As a former sales representative for a major international pharma company, I learned firsthand clinician and patient attitudes toward the pharma companies. Patients eyed pharma reps suspiciously in waiting rooms, the front-desk staff treated us miserably, and the doctors refused time with us. Even my acquaintences, some of whom owed their lives to modern pharmaceuticals, could not understand why pharmaceutical companies promote their products or sell them at any significant price. All education efforts, sales efforts, or marketing was considered questionable. As sales representatives, we had a hard time recruiting attendance for educational events because by this time, we were prohibited from providing lunch to go with the presentation. Soon, sales reps were banned from most clinics in the area, and we could no nothing more than drop off copies of clinical studies with scowling front-desk staff. It wasn't long before my entire sales team was laid off due to shrinking sales budgets. Any luxury item is heavily promoted and nobody complains. But a drug that saves lives is expected to be available for free and without sales or marketing behind it. I feel that the clinics in my sales territory did get what they asked for. The absence of up-to-date drug information and education from live representatives.
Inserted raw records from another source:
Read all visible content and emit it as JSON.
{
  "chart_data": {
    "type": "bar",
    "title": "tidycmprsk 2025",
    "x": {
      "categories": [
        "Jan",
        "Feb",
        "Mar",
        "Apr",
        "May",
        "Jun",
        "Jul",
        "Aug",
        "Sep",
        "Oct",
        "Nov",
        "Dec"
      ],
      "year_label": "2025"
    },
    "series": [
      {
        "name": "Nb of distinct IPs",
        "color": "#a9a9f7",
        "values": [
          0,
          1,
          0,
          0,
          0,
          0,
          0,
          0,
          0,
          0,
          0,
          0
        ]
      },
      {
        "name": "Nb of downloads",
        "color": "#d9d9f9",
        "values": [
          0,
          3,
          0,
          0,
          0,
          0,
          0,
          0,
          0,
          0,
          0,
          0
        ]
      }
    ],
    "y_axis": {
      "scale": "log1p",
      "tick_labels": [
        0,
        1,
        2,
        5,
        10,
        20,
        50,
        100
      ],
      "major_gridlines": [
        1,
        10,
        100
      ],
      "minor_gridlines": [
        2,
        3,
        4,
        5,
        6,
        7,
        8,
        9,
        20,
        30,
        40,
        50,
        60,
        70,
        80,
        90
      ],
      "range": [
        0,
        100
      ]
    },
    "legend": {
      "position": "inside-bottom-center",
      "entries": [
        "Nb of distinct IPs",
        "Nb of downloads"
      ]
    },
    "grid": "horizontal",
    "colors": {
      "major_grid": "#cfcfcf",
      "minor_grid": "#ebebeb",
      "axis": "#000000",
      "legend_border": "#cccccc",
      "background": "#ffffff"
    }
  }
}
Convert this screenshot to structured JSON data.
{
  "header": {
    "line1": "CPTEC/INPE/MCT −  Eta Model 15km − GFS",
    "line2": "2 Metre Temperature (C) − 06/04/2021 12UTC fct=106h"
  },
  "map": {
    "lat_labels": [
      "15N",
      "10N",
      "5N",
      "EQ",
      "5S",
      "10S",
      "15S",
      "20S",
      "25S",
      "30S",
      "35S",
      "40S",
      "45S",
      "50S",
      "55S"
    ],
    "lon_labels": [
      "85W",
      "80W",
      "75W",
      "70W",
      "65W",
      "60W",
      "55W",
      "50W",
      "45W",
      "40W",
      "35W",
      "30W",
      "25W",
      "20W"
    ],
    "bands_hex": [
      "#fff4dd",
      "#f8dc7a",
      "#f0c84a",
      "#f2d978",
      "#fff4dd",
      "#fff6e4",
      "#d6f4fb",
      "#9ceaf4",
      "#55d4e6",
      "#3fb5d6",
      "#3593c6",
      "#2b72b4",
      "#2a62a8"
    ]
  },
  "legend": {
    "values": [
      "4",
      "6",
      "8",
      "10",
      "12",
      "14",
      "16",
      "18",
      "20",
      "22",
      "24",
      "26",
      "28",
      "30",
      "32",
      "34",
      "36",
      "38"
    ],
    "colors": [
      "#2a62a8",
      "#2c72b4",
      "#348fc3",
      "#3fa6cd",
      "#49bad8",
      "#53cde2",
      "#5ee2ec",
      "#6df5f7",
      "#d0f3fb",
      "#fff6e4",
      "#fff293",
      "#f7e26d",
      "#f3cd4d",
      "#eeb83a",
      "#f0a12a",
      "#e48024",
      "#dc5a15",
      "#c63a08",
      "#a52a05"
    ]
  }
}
I am unable to say whether this is an accurate report of the status of being a drug rep in today's world, or some combination of bellyaching and sour grapes, or some of each. But if this is even partly true then I think the important take-home message is the incredible attitude shift that has occurred in this whole field since I started doing the research for HOOKED a little more than a decade ago. Back then the drug rep business was flying high, physicians rolled out the red carpet for reps, and the whole crew was fat and sassy and thought critics of these arrangements were completely crazy. If things have changed as much as "former rep" says, can we pharmascolds actually be responsible? As Dr. Carlat suggests in his reply to Dr. Stahl, it would seem odd that a bunch of generally powerless folks like us could have somehow engineered such a huge change. But hey, we'll take it.

This former rep says that the downside of these changes has been "The absence of up-to-date drug information and education from live representatives." Is that so? Of course this is nonsense in terms of the reps being a reliable source of up-to-date information, or that docs don't have far better evidence-based sources than reps. But that would take us back into far too many previous posts on this blog about how the industry thinks marketing is education.